助成事業名 江戸東京学・水都佐原研究会開催事業
事業内容 北総地域は、百万都市江戸に隣接し、関東平野と豊かな漁場の太平洋を背景に、利根川東遷により発達。水運と江戸に続く街道を利用して、江戸へ東国の物産を供給し、江戸の暮らしや経済を支え、佐原は江戸との交流の中で江戸文化を取り入れ育まれてきた。
本来予定していたフォーラムは、新型コロナウイルス感染症にかかる非常事態宣言が出されたことでフォーラムの開催を中止。個別の調査と、小人数での研究会を4回行い、必要によりZOOM会議を行った。
研究会では、今後活用していく資料等を整理し、忠敬関係書類や大祭関係について一部を印刷し、共有化を図った。
水都そして商都である佐原の都市史、江戸・東京との中心・周縁の都市関係史を、また佐原のまちの形成など地理学的視点を含め、様々な視点から読み解いていくために作業を行った。
実施効果 法政大学工コデザイン研究室と外側から見える佐原のまちの魅力について、ZOOM会議ではあるが、感想を聞くことができ、研究課題の整理について参考になった。

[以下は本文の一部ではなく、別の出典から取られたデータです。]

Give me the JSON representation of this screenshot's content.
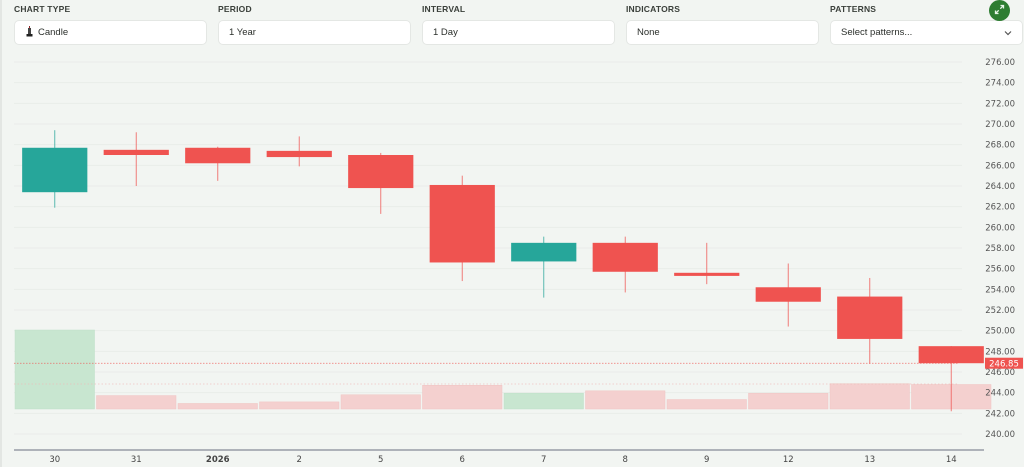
{
  "controls": {
    "chart_type": {
      "label": "CHART TYPE",
      "value": "Candle",
      "icon": "candle-icon"
    },
    "period": {
      "label": "PERIOD",
      "value": "1 Year"
    },
    "interval": {
      "label": "INTERVAL",
      "value": "1 Day"
    },
    "indicators": {
      "label": "INDICATORS",
      "value": "None"
    },
    "patterns": {
      "label": "PATTERNS",
      "placeholder": "Select patterns...",
      "icon": "chevron-down-icon"
    },
    "fullscreen": {
      "icon": "expand-icon",
      "color": "#2e7d32"
    }
  },
  "colors": {
    "up": "#26a69a",
    "down": "#ef5350",
    "volume_up": "#c8e6d0",
    "volume_down": "#f4d0cf",
    "price_tag": "#ef5350"
  },
  "chart_data": {
    "type": "candlestick",
    "title": "",
    "xlabel": "",
    "ylabel": "",
    "categories": [
      "30",
      "31",
      "2026",
      "2",
      "5",
      "6",
      "7",
      "8",
      "9",
      "12",
      "13",
      "14"
    ],
    "series": [
      {
        "name": "open",
        "values": [
          263.4,
          267.5,
          267.7,
          267.4,
          267.0,
          264.1,
          256.7,
          258.5,
          255.6,
          254.2,
          253.3,
          248.5
        ]
      },
      {
        "name": "high",
        "values": [
          269.4,
          269.2,
          267.8,
          268.8,
          267.2,
          265.0,
          259.1,
          259.1,
          258.5,
          256.5,
          255.1,
          248.5
        ]
      },
      {
        "name": "low",
        "values": [
          261.9,
          264.0,
          264.5,
          265.9,
          261.3,
          254.8,
          253.2,
          253.7,
          254.5,
          250.4,
          246.8,
          242.2
        ]
      },
      {
        "name": "close",
        "values": [
          267.7,
          267.0,
          266.2,
          266.8,
          263.8,
          256.6,
          258.5,
          255.7,
          255.3,
          252.8,
          249.2,
          246.85
        ]
      },
      {
        "name": "volume_rel",
        "values": [
          100,
          17,
          7,
          9,
          18,
          30,
          20,
          23,
          12,
          20,
          32,
          31
        ]
      }
    ],
    "direction": [
      "up",
      "down",
      "down",
      "down",
      "down",
      "down",
      "up",
      "down",
      "down",
      "down",
      "down",
      "down"
    ],
    "y_ticks": [
      "276.00",
      "274.00",
      "272.00",
      "270.00",
      "268.00",
      "266.00",
      "264.00",
      "262.00",
      "260.00",
      "258.00",
      "256.00",
      "254.00",
      "252.00",
      "250.00",
      "248.00",
      "246.00",
      "244.00",
      "242.00",
      "240.00"
    ],
    "ylim": [
      240,
      276
    ],
    "last_price": "246.85",
    "grid": true,
    "legend": "none"
  }
}
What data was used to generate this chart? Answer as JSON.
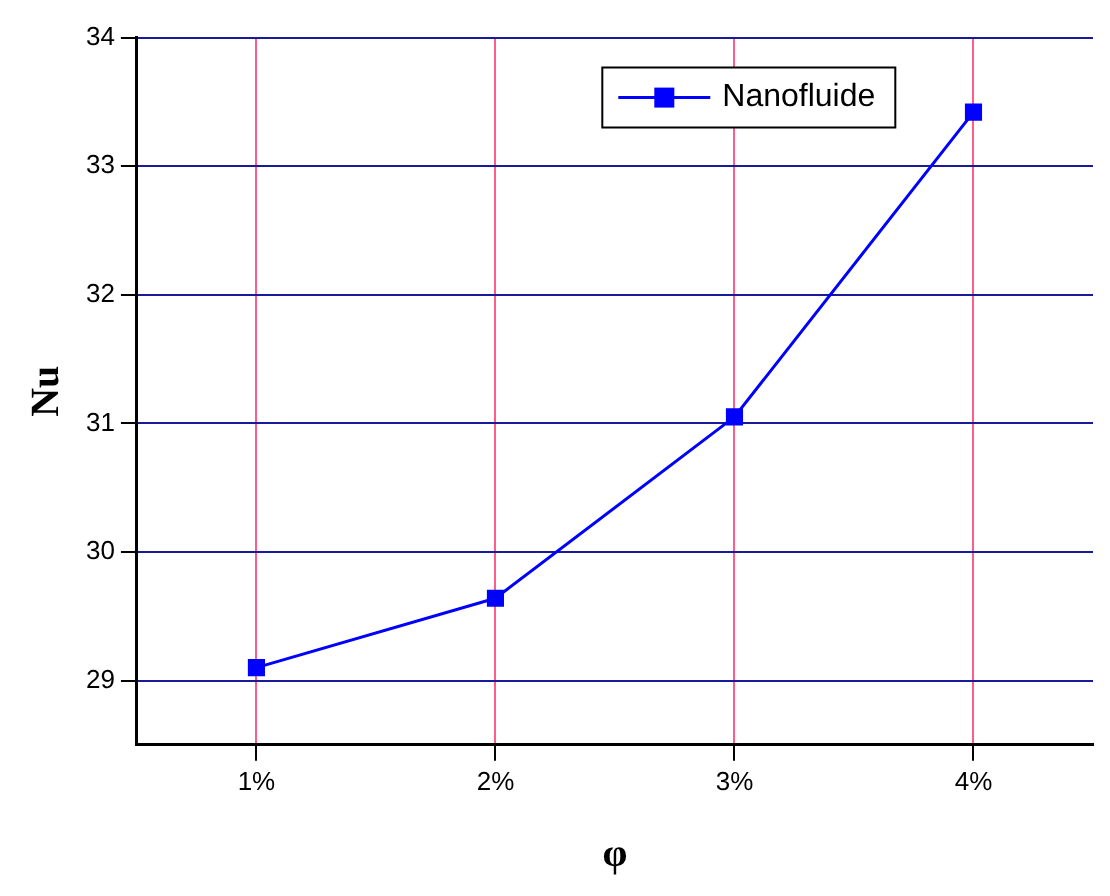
{
  "chart_data": {
    "type": "line",
    "xlabel": "φ",
    "ylabel": "Nu",
    "categories": [
      "1%",
      "2%",
      "3%",
      "4%"
    ],
    "series": [
      {
        "name": "Nanofluide",
        "color": "#0000ff",
        "values": [
          29.1,
          29.64,
          31.05,
          33.42
        ]
      }
    ],
    "ylim": [
      28.5,
      34
    ],
    "yticks": [
      29,
      30,
      31,
      32,
      33,
      34
    ],
    "grid": true,
    "legend": "top right",
    "marker": "square",
    "line_style": "solid"
  }
}
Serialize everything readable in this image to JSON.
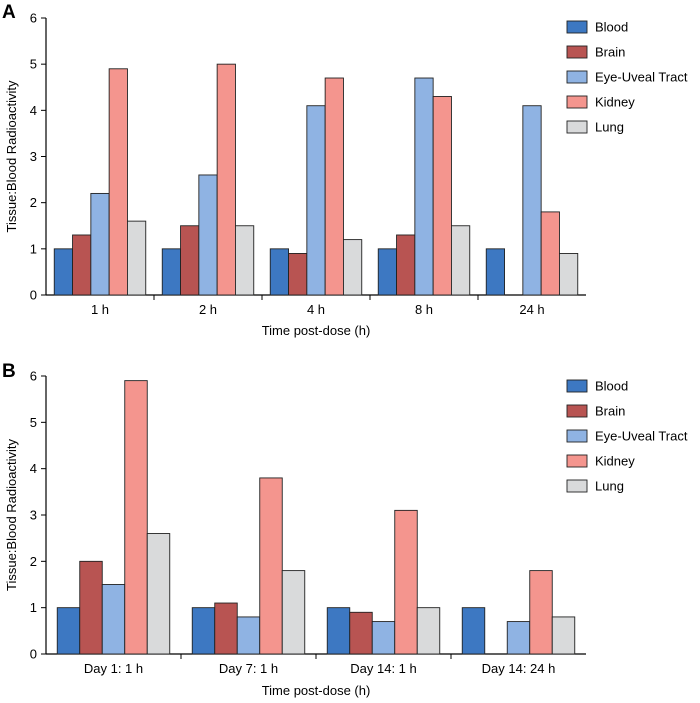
{
  "chart_data": [
    {
      "panel": "A",
      "type": "bar",
      "categories": [
        "1 h",
        "2 h",
        "4 h",
        "8 h",
        "24 h"
      ],
      "series": [
        {
          "name": "Blood",
          "color": "#3d78c2",
          "values": [
            1.0,
            1.0,
            1.0,
            1.0,
            1.0
          ]
        },
        {
          "name": "Brain",
          "color": "#b85452",
          "values": [
            1.3,
            1.5,
            0.9,
            1.3,
            null
          ]
        },
        {
          "name": "Eye-Uveal Tract",
          "color": "#8fb3e3",
          "values": [
            2.2,
            2.6,
            4.1,
            4.7,
            4.1
          ]
        },
        {
          "name": "Kidney",
          "color": "#f4958e",
          "values": [
            4.9,
            5.0,
            4.7,
            4.3,
            1.8
          ]
        },
        {
          "name": "Lung",
          "color": "#d9dadb",
          "values": [
            1.6,
            1.5,
            1.2,
            1.5,
            0.9
          ]
        }
      ],
      "xlabel": "Time post-dose (h)",
      "ylabel": "Tissue:Blood Radioactivity",
      "ylim": [
        0,
        6
      ],
      "yticks": [
        "0",
        "1",
        "2",
        "3",
        "4",
        "5",
        "6"
      ],
      "legend": "top-right"
    },
    {
      "panel": "B",
      "type": "bar",
      "categories": [
        "Day 1: 1 h",
        "Day 7: 1 h",
        "Day 14: 1 h",
        "Day 14: 24 h"
      ],
      "series": [
        {
          "name": "Blood",
          "color": "#3d78c2",
          "values": [
            1.0,
            1.0,
            1.0,
            1.0
          ]
        },
        {
          "name": "Brain",
          "color": "#b85452",
          "values": [
            2.0,
            1.1,
            0.9,
            null
          ]
        },
        {
          "name": "Eye-Uveal Tract",
          "color": "#8fb3e3",
          "values": [
            1.5,
            0.8,
            0.7,
            0.7
          ]
        },
        {
          "name": "Kidney",
          "color": "#f4958e",
          "values": [
            5.9,
            3.8,
            3.1,
            1.8
          ]
        },
        {
          "name": "Lung",
          "color": "#d9dadb",
          "values": [
            2.6,
            1.8,
            1.0,
            0.8
          ]
        }
      ],
      "xlabel": "Time post-dose (h)",
      "ylabel": "Tissue:Blood Radioactivity",
      "ylim": [
        0,
        6
      ],
      "yticks": [
        "0",
        "1",
        "2",
        "3",
        "4",
        "5",
        "6"
      ],
      "legend": "top-right"
    }
  ]
}
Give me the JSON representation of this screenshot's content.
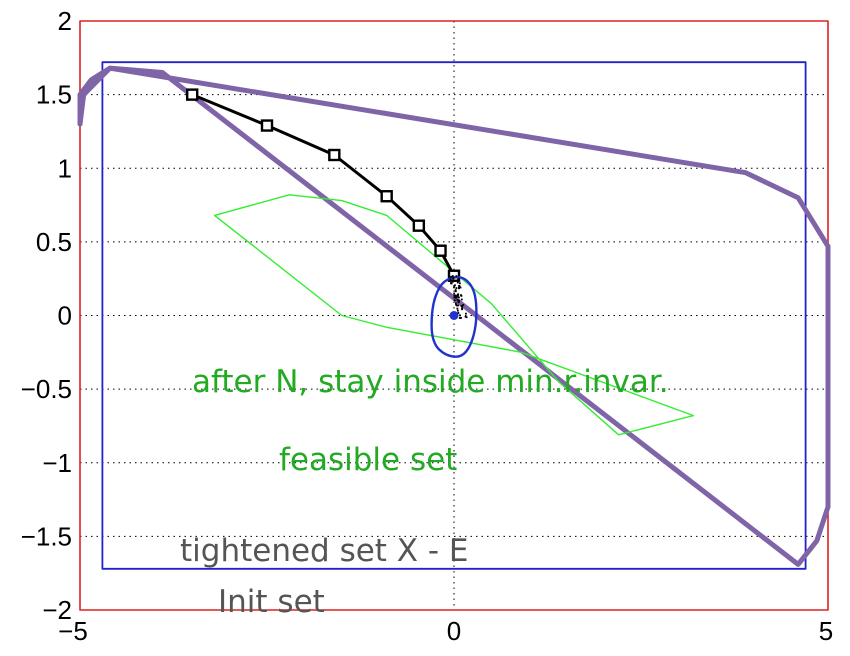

専門家の多い研究会であることから、様々な視点での研究課題について意見交換があり、具体的資料の整理など、これからの研究にかかる資料の一部を整理することができた。より共有化と理解を深めるため、一部は印刷物として製本した。
このような活動に伴い、市内で活動している古文書の会との交流も始まり、伊能文書等、市内に残っている古文書等にも触れる機会ができた。また、共有文書を整理して、関係者で確認できる環境が整ってきたことは、今後の活動に非常に有効である。
今後の目標など 佐原の歴史・文化的資料を水都佐原として、調査研究を進めていき、節目でフォーラム等を開催し、地域と共有しながら進めていきたい。法政大学工コテザイン研究センターとともに、将来の佐原のまちづくりのために、郷土のまちづくりの歴史や、伝統・文化を学び、未来を考える場を提供していきたい。併せて、佐原の文化的学術的資料を、域外にも情報発信していきたい。